Field Guide to Maryland's Snakes (Order Squamata)
Plain-bellied Watersnake (Nerodia erythrogaster)
Photo of Plain-bellied Watersnake courtesy of Dave Wilson
30 - 48 inches. Record - 62 inches.
- A rich, chocolate brown to ebony black back, with strongly keeled scales.
- Diagnostic feature is the deep red to orange-red unmarked or plain belly, which contrasts abruptly with the back coloration.
- The red is usually visible on the throat and along the lower jaw.
- Thick-bodied and “bread loaf” shaped in cross-section.
- Young are boldly patterned black on a pinkish ground color.

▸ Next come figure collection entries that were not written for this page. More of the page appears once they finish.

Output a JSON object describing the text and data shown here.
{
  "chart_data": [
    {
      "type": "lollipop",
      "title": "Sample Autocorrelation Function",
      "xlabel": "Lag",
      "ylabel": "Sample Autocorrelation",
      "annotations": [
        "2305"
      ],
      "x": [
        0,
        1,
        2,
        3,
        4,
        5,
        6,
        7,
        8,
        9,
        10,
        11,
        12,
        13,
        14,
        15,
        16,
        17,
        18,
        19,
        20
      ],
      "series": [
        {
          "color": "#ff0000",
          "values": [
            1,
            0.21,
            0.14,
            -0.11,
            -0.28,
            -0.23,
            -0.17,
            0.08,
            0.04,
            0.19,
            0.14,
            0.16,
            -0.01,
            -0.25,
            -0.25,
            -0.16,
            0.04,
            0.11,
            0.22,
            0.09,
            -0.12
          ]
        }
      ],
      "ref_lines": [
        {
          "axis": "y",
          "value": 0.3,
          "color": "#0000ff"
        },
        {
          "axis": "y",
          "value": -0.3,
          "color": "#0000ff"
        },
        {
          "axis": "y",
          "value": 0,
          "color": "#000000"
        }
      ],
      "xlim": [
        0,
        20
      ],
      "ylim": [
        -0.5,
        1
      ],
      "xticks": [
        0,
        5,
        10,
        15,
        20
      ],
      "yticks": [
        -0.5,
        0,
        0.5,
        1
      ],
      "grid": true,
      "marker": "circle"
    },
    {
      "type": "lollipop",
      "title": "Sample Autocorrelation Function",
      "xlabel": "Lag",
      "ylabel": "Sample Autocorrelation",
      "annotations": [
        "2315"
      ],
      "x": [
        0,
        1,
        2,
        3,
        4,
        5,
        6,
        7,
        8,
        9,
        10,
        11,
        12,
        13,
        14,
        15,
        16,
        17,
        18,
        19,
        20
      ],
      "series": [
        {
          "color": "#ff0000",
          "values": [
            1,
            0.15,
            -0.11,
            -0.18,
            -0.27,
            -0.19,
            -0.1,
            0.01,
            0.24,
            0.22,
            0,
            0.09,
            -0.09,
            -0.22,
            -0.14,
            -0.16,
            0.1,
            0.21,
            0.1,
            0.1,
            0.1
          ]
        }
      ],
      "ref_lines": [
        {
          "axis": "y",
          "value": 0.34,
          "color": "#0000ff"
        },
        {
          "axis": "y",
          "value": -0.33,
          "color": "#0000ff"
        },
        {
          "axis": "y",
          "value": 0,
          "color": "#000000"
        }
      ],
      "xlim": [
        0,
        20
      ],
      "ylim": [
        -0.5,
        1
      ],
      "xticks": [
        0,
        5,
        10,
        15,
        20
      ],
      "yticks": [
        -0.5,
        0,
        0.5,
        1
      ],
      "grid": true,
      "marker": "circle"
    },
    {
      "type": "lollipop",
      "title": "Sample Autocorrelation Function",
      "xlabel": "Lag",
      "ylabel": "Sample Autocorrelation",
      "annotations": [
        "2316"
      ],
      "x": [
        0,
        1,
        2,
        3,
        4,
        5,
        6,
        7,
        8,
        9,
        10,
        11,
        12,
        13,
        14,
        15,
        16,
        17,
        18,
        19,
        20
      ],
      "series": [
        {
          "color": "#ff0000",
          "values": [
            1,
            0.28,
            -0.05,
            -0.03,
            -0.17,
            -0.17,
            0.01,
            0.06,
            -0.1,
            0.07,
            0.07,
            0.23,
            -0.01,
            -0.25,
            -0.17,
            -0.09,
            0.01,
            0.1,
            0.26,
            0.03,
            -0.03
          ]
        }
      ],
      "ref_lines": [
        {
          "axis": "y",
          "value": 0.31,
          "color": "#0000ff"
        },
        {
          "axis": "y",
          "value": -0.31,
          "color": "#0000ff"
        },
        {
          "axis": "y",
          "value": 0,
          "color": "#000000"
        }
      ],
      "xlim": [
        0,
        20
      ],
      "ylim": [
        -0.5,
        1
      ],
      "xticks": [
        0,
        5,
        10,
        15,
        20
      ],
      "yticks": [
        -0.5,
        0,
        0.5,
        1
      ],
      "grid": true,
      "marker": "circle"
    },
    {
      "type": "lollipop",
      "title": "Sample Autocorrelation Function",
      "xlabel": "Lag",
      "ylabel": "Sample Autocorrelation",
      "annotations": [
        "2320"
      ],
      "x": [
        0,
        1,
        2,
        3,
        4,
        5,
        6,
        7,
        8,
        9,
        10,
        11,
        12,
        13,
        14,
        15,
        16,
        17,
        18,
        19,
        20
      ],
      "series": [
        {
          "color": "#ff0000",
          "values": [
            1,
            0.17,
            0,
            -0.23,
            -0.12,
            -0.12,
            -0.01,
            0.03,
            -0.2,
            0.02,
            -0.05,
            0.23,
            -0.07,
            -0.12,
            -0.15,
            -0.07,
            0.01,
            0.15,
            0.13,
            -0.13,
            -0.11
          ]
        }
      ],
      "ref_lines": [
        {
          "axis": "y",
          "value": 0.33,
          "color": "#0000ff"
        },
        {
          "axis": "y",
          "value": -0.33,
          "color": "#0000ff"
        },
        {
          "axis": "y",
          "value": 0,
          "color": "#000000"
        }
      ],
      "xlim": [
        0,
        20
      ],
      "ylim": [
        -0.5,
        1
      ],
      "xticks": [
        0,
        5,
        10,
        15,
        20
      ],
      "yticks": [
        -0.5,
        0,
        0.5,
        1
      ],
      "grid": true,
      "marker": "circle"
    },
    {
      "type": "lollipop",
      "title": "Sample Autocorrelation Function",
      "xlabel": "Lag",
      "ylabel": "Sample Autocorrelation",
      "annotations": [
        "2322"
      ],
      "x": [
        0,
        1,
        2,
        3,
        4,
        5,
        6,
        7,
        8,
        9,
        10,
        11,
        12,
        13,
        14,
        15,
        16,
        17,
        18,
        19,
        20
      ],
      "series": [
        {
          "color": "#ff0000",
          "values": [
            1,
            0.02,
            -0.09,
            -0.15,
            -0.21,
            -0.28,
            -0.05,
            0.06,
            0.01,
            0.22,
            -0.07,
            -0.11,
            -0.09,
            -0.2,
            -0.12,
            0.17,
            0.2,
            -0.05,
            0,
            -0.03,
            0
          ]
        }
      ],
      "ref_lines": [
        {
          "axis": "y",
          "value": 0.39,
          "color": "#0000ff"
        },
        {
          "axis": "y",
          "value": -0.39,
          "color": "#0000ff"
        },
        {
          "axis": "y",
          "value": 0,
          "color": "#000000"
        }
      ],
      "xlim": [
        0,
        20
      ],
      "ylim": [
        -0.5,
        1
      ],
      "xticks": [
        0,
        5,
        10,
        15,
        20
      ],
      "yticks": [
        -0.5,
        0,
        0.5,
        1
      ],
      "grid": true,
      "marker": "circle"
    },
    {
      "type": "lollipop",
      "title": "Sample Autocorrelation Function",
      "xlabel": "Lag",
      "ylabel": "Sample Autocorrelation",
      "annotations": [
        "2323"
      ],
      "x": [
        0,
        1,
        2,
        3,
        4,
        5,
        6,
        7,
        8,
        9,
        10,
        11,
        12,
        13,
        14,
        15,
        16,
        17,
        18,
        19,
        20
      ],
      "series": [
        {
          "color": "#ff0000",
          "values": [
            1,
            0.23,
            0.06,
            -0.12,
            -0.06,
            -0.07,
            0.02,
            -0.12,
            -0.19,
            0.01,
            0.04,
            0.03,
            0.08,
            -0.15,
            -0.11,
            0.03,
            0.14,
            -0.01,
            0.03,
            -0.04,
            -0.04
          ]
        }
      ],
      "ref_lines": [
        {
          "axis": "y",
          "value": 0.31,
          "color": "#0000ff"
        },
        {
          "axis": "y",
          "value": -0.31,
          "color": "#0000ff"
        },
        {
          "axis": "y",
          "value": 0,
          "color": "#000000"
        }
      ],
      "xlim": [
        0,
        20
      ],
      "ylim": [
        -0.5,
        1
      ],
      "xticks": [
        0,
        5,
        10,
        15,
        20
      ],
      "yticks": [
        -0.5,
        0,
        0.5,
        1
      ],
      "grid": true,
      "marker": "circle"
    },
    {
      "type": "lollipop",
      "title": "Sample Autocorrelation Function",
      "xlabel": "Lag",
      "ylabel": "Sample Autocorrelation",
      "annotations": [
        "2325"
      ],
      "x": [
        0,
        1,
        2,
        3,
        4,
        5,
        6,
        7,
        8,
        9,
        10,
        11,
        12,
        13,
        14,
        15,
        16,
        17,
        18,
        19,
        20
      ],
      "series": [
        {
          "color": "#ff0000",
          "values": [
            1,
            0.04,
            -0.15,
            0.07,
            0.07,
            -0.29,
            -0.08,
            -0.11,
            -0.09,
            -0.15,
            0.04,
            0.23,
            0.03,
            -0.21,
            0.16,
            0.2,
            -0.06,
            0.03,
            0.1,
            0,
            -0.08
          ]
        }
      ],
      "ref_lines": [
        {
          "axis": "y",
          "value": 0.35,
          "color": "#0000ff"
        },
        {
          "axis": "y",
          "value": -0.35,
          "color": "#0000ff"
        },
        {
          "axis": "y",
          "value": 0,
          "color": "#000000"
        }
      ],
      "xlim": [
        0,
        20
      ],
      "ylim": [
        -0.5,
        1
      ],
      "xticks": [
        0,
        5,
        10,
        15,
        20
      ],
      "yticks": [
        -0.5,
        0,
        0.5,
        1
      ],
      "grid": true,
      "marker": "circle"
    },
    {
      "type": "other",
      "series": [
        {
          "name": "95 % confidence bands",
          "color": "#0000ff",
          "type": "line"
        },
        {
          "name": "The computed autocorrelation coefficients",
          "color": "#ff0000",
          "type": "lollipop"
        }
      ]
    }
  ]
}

Photo of Plain-bellied Watersnake courtesy of John White
Forested riparian areas, particularly Atlantic White-cedar and Baldcypress Swamps, and shrub swamps, from brackish to tidal fresh waters of coastal plain rivers. May travel considerable distances from water during humid periods of mid-summer. All records are from the lower Eastern Shore where it may be locally common, though rarely seen.
How to Find:
Drive (or bike) slowly on roads near swamps in mid-summer looking for animals basking in the road or road-killed individuals. Warning: Will readily inflict a painful bite when handled. Non-venomous. Please report any sightings or road kills to DNR’s Wildlife and Heritage Service as this species is tracked as a rare Watchlist species.
Photo of Habitat for
courtesy Rebecca Chalmers
Distribution in Maryland:
Found only on the Lower Eastern Shore.